Un sens des affaires redoutable et une vie bien éloignée des convenances.

 

Théâtre des Variétés, 9 octobre 1928. Le Tout-Paris se presse à la première de la nouvelle pièce de Marcel Pagnol, Topaze. Le public se régale de cette comédie satirique sur l'arrivisme. Les mésaventures de l'honnête maître d'école devenu un riche homme d'affaires corrompu amusent particulièrement une femme au rire tonitruant. Dans son smoking de soie sombre, cheveux coupés à la garçonne, Marthe Hanau attire tous les regards.

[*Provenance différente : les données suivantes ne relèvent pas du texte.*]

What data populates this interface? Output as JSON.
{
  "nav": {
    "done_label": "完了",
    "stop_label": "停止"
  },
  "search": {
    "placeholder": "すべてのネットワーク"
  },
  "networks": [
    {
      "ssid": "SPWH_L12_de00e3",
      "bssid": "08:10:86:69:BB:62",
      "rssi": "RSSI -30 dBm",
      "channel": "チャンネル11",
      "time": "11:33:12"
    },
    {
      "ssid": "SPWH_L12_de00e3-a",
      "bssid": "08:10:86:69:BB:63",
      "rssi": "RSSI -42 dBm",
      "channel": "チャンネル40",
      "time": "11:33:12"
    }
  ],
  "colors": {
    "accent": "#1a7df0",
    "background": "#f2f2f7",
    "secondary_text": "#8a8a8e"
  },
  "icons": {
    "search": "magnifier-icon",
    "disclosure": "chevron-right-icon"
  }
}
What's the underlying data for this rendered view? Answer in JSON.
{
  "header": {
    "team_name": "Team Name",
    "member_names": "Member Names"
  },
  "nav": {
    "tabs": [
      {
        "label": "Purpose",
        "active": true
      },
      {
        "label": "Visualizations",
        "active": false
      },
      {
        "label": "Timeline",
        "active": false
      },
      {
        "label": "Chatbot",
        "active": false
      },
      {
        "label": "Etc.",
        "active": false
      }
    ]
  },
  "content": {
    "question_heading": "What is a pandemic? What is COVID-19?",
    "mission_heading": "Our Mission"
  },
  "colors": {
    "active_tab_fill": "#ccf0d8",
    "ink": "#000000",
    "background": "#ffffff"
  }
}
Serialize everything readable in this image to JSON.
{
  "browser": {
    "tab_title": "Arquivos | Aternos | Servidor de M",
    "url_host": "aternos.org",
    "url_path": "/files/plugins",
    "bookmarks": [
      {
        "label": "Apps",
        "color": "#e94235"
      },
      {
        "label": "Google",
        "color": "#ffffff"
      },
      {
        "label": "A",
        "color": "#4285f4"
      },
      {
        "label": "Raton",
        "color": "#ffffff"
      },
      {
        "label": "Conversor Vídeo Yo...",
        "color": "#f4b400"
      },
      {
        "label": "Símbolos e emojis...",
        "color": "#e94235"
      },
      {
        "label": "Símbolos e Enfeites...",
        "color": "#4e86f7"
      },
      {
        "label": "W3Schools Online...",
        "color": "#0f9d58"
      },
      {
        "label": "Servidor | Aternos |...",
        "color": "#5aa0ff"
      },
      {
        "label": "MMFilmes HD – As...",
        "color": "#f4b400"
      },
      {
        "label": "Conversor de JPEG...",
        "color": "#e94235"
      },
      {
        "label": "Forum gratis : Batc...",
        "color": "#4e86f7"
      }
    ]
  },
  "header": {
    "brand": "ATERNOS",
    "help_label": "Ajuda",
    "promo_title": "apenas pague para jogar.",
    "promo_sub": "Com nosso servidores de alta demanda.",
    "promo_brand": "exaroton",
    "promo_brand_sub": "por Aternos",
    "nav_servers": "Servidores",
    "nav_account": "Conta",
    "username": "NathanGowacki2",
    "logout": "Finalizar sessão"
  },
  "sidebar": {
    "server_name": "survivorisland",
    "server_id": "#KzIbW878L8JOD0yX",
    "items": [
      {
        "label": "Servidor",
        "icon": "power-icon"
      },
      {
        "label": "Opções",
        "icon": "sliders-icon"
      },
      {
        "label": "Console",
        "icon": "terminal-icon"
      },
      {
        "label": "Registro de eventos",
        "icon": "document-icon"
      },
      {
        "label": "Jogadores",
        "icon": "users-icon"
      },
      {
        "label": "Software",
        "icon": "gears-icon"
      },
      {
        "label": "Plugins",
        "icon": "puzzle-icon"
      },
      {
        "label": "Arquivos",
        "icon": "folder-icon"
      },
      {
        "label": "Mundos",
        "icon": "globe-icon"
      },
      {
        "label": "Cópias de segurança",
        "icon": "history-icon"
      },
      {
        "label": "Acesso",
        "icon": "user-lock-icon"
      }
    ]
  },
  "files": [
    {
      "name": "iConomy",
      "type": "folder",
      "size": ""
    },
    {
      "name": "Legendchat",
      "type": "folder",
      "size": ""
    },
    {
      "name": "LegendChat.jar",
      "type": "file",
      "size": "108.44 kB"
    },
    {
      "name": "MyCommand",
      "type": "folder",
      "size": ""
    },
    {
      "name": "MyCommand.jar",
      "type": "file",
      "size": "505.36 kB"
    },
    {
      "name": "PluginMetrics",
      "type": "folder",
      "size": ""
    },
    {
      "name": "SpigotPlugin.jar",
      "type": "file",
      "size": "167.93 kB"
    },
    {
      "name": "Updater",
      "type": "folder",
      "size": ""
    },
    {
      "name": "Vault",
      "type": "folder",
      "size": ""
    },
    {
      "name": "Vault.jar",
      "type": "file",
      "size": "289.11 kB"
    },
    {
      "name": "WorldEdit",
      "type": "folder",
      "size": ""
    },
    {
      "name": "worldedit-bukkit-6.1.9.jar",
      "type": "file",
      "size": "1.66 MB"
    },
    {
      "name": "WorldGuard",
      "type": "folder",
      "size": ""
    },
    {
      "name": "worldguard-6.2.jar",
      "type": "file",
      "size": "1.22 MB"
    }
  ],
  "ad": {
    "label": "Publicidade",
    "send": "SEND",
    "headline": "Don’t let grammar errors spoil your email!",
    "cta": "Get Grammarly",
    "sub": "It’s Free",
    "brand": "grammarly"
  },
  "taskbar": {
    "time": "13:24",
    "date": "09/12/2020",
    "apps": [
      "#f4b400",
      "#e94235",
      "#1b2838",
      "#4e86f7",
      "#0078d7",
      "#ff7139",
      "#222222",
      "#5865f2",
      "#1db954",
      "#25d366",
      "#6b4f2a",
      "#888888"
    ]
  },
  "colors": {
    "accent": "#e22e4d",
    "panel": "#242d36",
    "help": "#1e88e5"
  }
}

La plantureuse banquière de 42 ans, unique femme de son temps à réussir dans le monde de la finance, fascine aussi par la liberté de ses mœurs : homosexuelle affichée, elle dépense des sommes extravagantes dans les casinos, conduit sa Torpedo pied au plancher, se travestit pour se faufiler à la Bourse réservée aux seuls hommes… En moins de cinq ans, cette fille de modestes commerçants s'est constituée une fortune personnelle de plus de cinq millions de francs. Ce soir, son nom circule d'autant plus sur les lèvres qu'elle est, depuis quelques semaines, la cible d'une campagne de presse l'accusant d'opérations frauduleuses. Altière, cette maîtresse femme soutient les regards et s'esclaffe ostensiblement quand, au quatrième acte, Topaze professe que "l'argent peut tout, il permet tout, il donne tout". Rien ne semble pouvoir l'abattre. Pourtant, rien ne semblait la destiner pour cette vie sans égale.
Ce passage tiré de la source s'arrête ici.